Дождь продолжал моросить. Пахло оттаявшим навозом. С крыш давно согнало снег, дома почернели, притихли, будто нежилые: редко у кого горел свет. Только у Катерины Назаровой сияли окна. Шумилинские беседы всю зиму собираются в ее большой избе. Скучно ей одной-то, баба молодая. А какая беседа без лампы-«молнии»? В лепешку разобьются девки, но керосину достанут у трактористов, принесут.

Сегодня беседы не было. Серега увидел в окне Катерину и придержал шаг. Стояла она против зеркала, повязывала серый пушистый платок. Потом пригладила пальцем темные брови, вроде как улыбнулась, и губы что-то прошептали. «Собирается куда-то, ухорашивается: городская привычка. Кому нынче покажешь красоту-то? И как она живет в такой хоромине? Жутко, наверно».

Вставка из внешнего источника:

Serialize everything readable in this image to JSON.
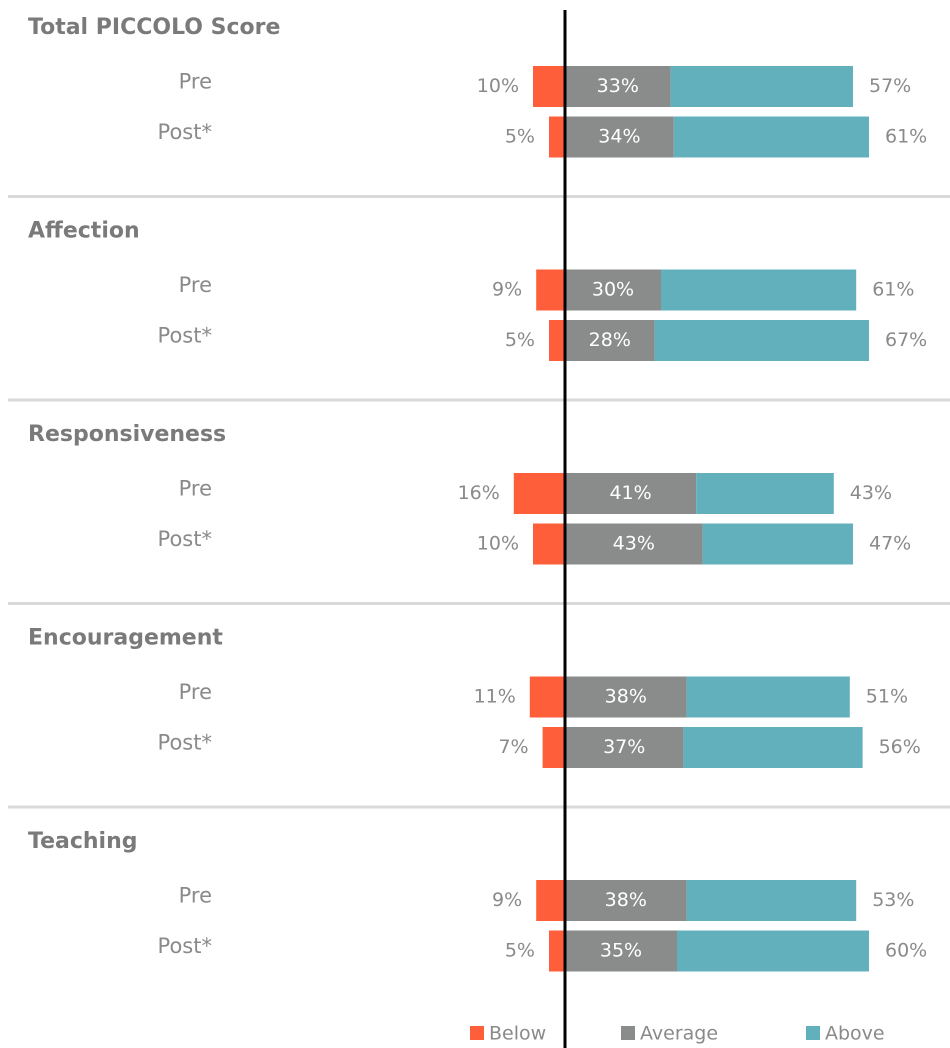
{
  "chart_data": [
    {
      "type": "diverging_bar",
      "title": "Total PICCOLO Score",
      "categories": [
        "Pre",
        "Post*"
      ],
      "series": [
        {
          "name": "Below",
          "color": "#ff5e3a",
          "values": [
            10,
            5
          ],
          "value_labels": [
            "10%",
            "5%"
          ]
        },
        {
          "name": "Average",
          "color": "#8a8c8c",
          "values": [
            33,
            34
          ],
          "value_labels": [
            "33%",
            "34%"
          ]
        },
        {
          "name": "Above",
          "color": "#62b0bc",
          "values": [
            57,
            61
          ],
          "value_labels": [
            "57%",
            "61%"
          ]
        }
      ]
    },
    {
      "type": "diverging_bar",
      "title": "Affection",
      "categories": [
        "Pre",
        "Post*"
      ],
      "series": [
        {
          "name": "Below",
          "color": "#ff5e3a",
          "values": [
            9,
            5
          ],
          "value_labels": [
            "9%",
            "5%"
          ]
        },
        {
          "name": "Average",
          "color": "#8a8c8c",
          "values": [
            30,
            28
          ],
          "value_labels": [
            "30%",
            "28%"
          ]
        },
        {
          "name": "Above",
          "color": "#62b0bc",
          "values": [
            61,
            67
          ],
          "value_labels": [
            "61%",
            "67%"
          ]
        }
      ]
    },
    {
      "type": "diverging_bar",
      "title": "Responsiveness",
      "categories": [
        "Pre",
        "Post*"
      ],
      "series": [
        {
          "name": "Below",
          "color": "#ff5e3a",
          "values": [
            16,
            10
          ],
          "value_labels": [
            "16%",
            "10%"
          ]
        },
        {
          "name": "Average",
          "color": "#8a8c8c",
          "values": [
            41,
            43
          ],
          "value_labels": [
            "41%",
            "43%"
          ]
        },
        {
          "name": "Above",
          "color": "#62b0bc",
          "values": [
            43,
            47
          ],
          "value_labels": [
            "43%",
            "47%"
          ]
        }
      ]
    },
    {
      "type": "diverging_bar",
      "title": "Encouragement",
      "categories": [
        "Pre",
        "Post*"
      ],
      "series": [
        {
          "name": "Below",
          "color": "#ff5e3a",
          "values": [
            11,
            7
          ],
          "value_labels": [
            "11%",
            "7%"
          ]
        },
        {
          "name": "Average",
          "color": "#8a8c8c",
          "values": [
            38,
            37
          ],
          "value_labels": [
            "38%",
            "37%"
          ]
        },
        {
          "name": "Above",
          "color": "#62b0bc",
          "values": [
            51,
            56
          ],
          "value_labels": [
            "51%",
            "56%"
          ]
        }
      ]
    },
    {
      "type": "diverging_bar",
      "title": "Teaching",
      "categories": [
        "Pre",
        "Post*"
      ],
      "series": [
        {
          "name": "Below",
          "color": "#ff5e3a",
          "values": [
            9,
            5
          ],
          "value_labels": [
            "9%",
            "5%"
          ]
        },
        {
          "name": "Average",
          "color": "#8a8c8c",
          "values": [
            38,
            35
          ],
          "value_labels": [
            "38%",
            "35%"
          ]
        },
        {
          "name": "Above",
          "color": "#62b0bc",
          "values": [
            53,
            60
          ],
          "value_labels": [
            "53%",
            "60%"
          ]
        }
      ]
    }
  ]
}
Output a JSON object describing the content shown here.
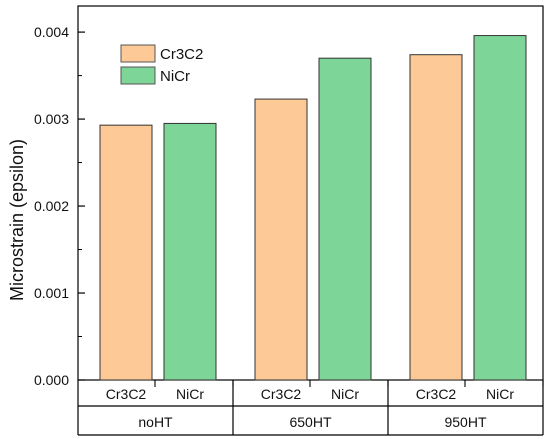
{
  "chart_data": {
    "type": "bar",
    "title": "",
    "xlabel": "",
    "ylabel": "Microstrain (epsilon)",
    "ylim": [
      0,
      0.0043
    ],
    "yticks": [
      0.0,
      0.001,
      0.002,
      0.003,
      0.004
    ],
    "ytick_labels": [
      "0.000",
      "0.001",
      "0.002",
      "0.003",
      "0.004"
    ],
    "groups": [
      "noHT",
      "650HT",
      "950HT"
    ],
    "series": [
      {
        "name": "Cr3C2",
        "color": "#fdc996",
        "values": [
          0.00293,
          0.00323,
          0.00374
        ]
      },
      {
        "name": "NiCr",
        "color": "#7dd597",
        "values": [
          0.00295,
          0.0037,
          0.00396
        ]
      }
    ],
    "subcategory_labels": [
      [
        "Cr3C2",
        "NiCr"
      ],
      [
        "Cr3C2",
        "NiCr"
      ],
      [
        "Cr3C2",
        "NiCr"
      ]
    ],
    "legend": {
      "placement": "top-left",
      "entries": [
        "Cr3C2",
        "NiCr"
      ]
    },
    "grid": false
  }
}
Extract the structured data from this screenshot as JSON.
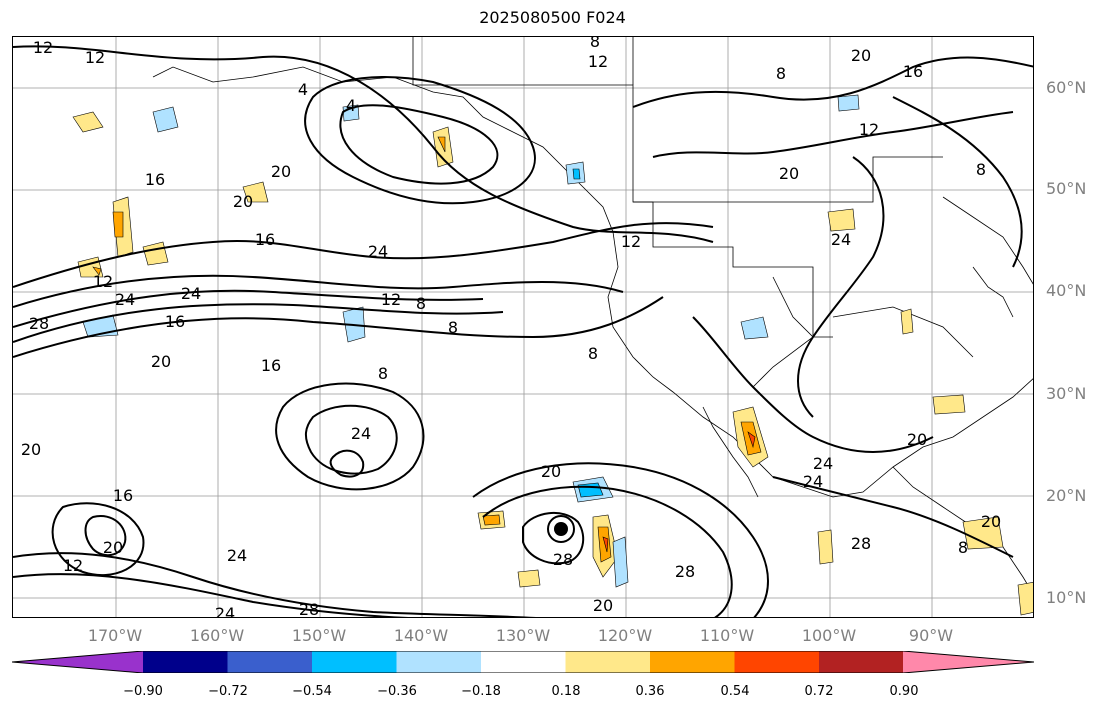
{
  "title": "2025080500 F024",
  "lat_labels": [
    "60°N",
    "50°N",
    "40°N",
    "30°N",
    "20°N",
    "10°N"
  ],
  "lon_labels": [
    "170°W",
    "160°W",
    "150°W",
    "140°W",
    "130°W",
    "120°W",
    "110°W",
    "100°W",
    "90°W"
  ],
  "contour_labels": [
    "12",
    "12",
    "8",
    "12",
    "20",
    "16",
    "4",
    "4",
    "8",
    "16",
    "20",
    "20",
    "16",
    "24",
    "12",
    "24",
    "28",
    "16",
    "8",
    "12",
    "16",
    "8",
    "8",
    "24",
    "20",
    "24",
    "20",
    "28",
    "24",
    "28",
    "20",
    "24",
    "20",
    "16",
    "20",
    "12",
    "24",
    "28",
    "12",
    "8",
    "8",
    "12",
    "20",
    "24",
    "24",
    "20",
    "28",
    "20",
    "8"
  ],
  "colorbar": {
    "tick_labels": [
      "−0.90",
      "−0.72",
      "−0.54",
      "−0.36",
      "−0.18",
      "0.18",
      "0.36",
      "0.54",
      "0.72",
      "0.90"
    ],
    "colors": [
      "#9932cc",
      "#00008b",
      "#3a5fcd",
      "#00bfff",
      "#b0e2ff",
      "#ffffff",
      "#ffe88a",
      "#ffa500",
      "#ff4500",
      "#b22222",
      "#ff88aa"
    ]
  }
}
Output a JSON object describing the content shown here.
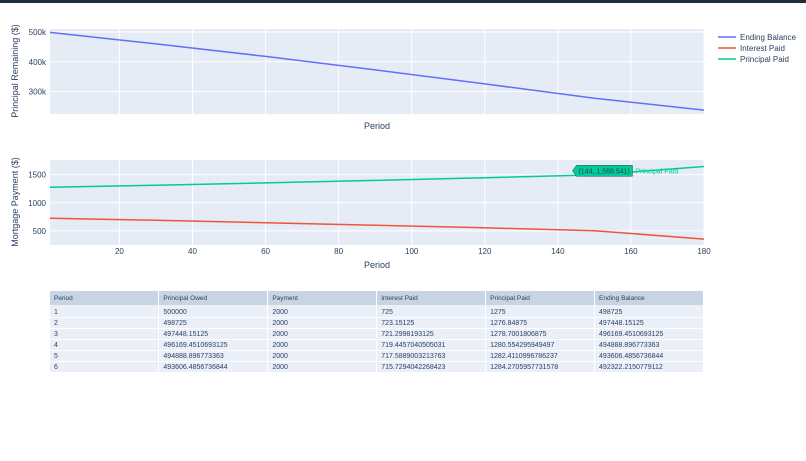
{
  "chart_data": [
    {
      "type": "line",
      "ylabel": "Principal Remaining ($)",
      "xlabel": "Period",
      "xlim": [
        1,
        180
      ],
      "ylim": [
        225000,
        510000
      ],
      "ytick_values": [
        300000,
        400000,
        500000
      ],
      "ytick_labels": [
        "300k",
        "400k",
        "500k"
      ],
      "grid": true,
      "series": [
        {
          "name": "Ending Balance",
          "color": "#636efa",
          "x": [
            1,
            30,
            60,
            90,
            120,
            150,
            180
          ],
          "y": [
            498725,
            460000,
            418000,
            373000,
            326000,
            278000,
            238000
          ]
        }
      ]
    },
    {
      "type": "line",
      "ylabel": "Mortgage Payment ($)",
      "xlabel": "Period",
      "xlim": [
        1,
        180
      ],
      "ylim": [
        250,
        1760
      ],
      "ytick_values": [
        500,
        1000,
        1500
      ],
      "ytick_labels": [
        "500",
        "1000",
        "1500"
      ],
      "xtick_values": [
        20,
        40,
        60,
        80,
        100,
        120,
        140,
        160,
        180
      ],
      "xtick_labels": [
        "20",
        "40",
        "60",
        "80",
        "100",
        "120",
        "140",
        "160",
        "180"
      ],
      "grid": true,
      "series": [
        {
          "name": "Interest Paid",
          "color": "#ef553b",
          "x": [
            1,
            30,
            60,
            90,
            120,
            150,
            180
          ],
          "y": [
            725,
            688,
            647,
            602,
            555,
            504,
            355
          ]
        },
        {
          "name": "Principal Paid",
          "color": "#00cc96",
          "x": [
            1,
            30,
            60,
            90,
            120,
            150,
            180
          ],
          "y": [
            1275,
            1312,
            1353,
            1398,
            1445,
            1496,
            1645
          ]
        }
      ],
      "hover": {
        "x": 144,
        "y": 1568.541,
        "label": "(144, 1,568.541)",
        "series": "Principal Paid"
      }
    }
  ],
  "legend": {
    "placement": "top-right",
    "items": [
      {
        "label": "Ending Balance",
        "color": "#636efa"
      },
      {
        "label": "Interest Paid",
        "color": "#ef553b"
      },
      {
        "label": "Principal Paid",
        "color": "#00cc96"
      }
    ]
  },
  "table": {
    "headers": [
      "Period",
      "Principal Owed",
      "Payment",
      "Interest Paid",
      "Principal Paid",
      "Ending Balance"
    ],
    "rows": [
      [
        "1",
        "500000",
        "2000",
        "725",
        "1275",
        "498725"
      ],
      [
        "2",
        "498725",
        "2000",
        "723.15125",
        "1276.84875",
        "497448.15125"
      ],
      [
        "3",
        "497448.15125",
        "2000",
        "721.2998193125",
        "1278.7001806875",
        "496169.4510693125"
      ],
      [
        "4",
        "496169.4510693125",
        "2000",
        "719.4457040505031",
        "1280.554295949497",
        "494888.896773363"
      ],
      [
        "5",
        "494888.896773363",
        "2000",
        "717.5889003213763",
        "1282.4110996786237",
        "493606.4856736844"
      ],
      [
        "6",
        "493606.4856736844",
        "2000",
        "715.7294042268423",
        "1284.2705957731578",
        "492322.2150779112"
      ]
    ]
  }
}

Ни одной бабе не сравниться с Катериной. Все на ней ладно, статно: хоть фуфайка, туго перехваченная хлястиком, хоть короткополая рыжая шубейка. А белые сапоги с кожаными союзками! Видимо, они особенно нравились Катерине, потому что только сапоги да патефон остались от привезенных из города вещей, остальное променяла на хлеб.